Token Burning, Explained


Although the concept is straightforward, token burning can be accomplished in different ways. The goal is to reduce the existing number of tokens available.

Although it sounds extreme, burning tokens doesn’t disintegrate them literally, but it does render them unusable in the future. The process involves the project’s developers repurchasing or taking available currency out of circulation by removing them from availability. To do so, the tokens’ signatures are put into an irretrievable public wallet known as an “eater address” that is viewable by all nodes but perma-frozen. The status of these coins is published on the blockchain.
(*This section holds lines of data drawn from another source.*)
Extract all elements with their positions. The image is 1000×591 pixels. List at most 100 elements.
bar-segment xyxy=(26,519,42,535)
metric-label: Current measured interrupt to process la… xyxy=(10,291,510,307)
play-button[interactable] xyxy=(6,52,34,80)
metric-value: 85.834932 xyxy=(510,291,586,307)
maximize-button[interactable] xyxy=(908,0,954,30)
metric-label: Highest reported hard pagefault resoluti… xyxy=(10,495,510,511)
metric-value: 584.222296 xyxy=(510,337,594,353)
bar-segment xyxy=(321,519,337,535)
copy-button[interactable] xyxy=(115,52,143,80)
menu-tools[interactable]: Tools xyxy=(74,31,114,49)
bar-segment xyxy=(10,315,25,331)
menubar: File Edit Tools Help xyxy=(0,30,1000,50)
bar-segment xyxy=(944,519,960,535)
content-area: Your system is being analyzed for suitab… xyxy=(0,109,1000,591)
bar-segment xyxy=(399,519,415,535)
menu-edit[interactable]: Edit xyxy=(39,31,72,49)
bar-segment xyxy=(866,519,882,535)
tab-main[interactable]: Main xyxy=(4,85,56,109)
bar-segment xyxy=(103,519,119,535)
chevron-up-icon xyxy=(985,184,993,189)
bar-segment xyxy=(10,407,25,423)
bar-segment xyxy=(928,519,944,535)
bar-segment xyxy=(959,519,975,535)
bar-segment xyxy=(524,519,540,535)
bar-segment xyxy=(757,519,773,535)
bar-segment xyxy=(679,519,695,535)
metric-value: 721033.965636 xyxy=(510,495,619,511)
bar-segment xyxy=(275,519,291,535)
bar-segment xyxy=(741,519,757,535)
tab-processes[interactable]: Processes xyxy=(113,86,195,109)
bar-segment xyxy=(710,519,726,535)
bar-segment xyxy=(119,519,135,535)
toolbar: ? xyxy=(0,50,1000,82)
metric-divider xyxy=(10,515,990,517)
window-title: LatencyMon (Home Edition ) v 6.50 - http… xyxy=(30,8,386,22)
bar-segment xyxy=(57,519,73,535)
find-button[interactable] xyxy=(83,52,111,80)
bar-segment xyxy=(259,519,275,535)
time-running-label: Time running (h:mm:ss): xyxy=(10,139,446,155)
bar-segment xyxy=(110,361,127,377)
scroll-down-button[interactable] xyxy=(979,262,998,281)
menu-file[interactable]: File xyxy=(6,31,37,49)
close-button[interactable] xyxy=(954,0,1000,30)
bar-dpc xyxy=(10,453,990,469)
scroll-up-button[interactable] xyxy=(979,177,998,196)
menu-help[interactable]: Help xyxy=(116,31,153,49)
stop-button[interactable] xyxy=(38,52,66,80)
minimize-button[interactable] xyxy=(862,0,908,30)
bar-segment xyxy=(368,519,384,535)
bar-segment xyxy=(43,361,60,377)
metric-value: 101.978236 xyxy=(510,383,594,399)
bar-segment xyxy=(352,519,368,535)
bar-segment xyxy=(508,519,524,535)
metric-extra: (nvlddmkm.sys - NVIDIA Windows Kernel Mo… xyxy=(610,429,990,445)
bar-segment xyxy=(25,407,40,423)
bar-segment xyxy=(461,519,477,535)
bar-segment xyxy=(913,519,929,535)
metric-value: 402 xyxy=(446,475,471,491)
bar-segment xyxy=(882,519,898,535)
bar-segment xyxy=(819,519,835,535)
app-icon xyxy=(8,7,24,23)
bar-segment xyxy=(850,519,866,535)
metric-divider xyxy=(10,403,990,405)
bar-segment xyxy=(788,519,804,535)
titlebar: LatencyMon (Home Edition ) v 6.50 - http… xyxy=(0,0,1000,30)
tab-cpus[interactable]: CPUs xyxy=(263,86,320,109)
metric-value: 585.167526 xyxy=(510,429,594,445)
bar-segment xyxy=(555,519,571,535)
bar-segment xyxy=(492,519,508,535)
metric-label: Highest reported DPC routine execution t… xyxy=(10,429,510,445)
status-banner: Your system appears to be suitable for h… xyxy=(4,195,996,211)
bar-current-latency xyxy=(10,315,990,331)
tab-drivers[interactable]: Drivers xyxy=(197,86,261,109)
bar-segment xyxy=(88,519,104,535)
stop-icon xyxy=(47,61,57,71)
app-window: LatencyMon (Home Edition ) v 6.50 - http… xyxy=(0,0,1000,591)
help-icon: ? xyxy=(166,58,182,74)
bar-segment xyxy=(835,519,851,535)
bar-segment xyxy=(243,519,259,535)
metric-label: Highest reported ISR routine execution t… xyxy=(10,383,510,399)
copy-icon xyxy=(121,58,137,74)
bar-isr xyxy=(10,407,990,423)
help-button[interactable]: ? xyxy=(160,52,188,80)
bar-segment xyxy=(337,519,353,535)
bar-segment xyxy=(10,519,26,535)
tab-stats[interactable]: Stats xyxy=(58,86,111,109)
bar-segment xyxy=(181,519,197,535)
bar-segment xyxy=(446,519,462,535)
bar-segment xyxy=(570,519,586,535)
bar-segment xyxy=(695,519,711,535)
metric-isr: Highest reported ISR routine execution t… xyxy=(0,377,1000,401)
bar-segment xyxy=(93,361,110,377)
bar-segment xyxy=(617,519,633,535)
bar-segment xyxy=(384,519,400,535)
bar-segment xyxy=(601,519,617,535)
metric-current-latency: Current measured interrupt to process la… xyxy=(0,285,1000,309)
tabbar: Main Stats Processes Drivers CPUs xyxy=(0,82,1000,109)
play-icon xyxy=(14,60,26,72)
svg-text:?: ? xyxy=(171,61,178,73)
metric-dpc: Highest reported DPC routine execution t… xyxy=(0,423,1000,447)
There are different ways projects burn tokens, and they vary depending on the purpose of the process. Some will employ a one-time burn once its (initial coin offering) ICO is completed to remove any unsold tokens from circulation as an incentive for participants. Others prefer to burn coins periodically at either fixed or variable intervals and volumes. Binance, for instance, burns tokens quarterly as part of a commitment to reach 100 million BNB tokens burned. The volume of coins changes based on the number of trades performed on the platform each quarter.

Others, such as Ripple, will burn tokens gradually with each transaction. Whenever parties transact through XRP, one party can set a fee at its convenience to prioritize the execution, but those fees are not returned to any central authority. Instead, they are burned by sending them to an eater address as soon as the transaction clears. Stablecoins, such as Tether (USDT), will create tokens when they deposit funds into their reserves and burn the equivalent amount as funds are extracted or withdrawn. Regardless of the mechanism, the result is the same: Burned tokens are rendered unusable and effectively erased from circulation.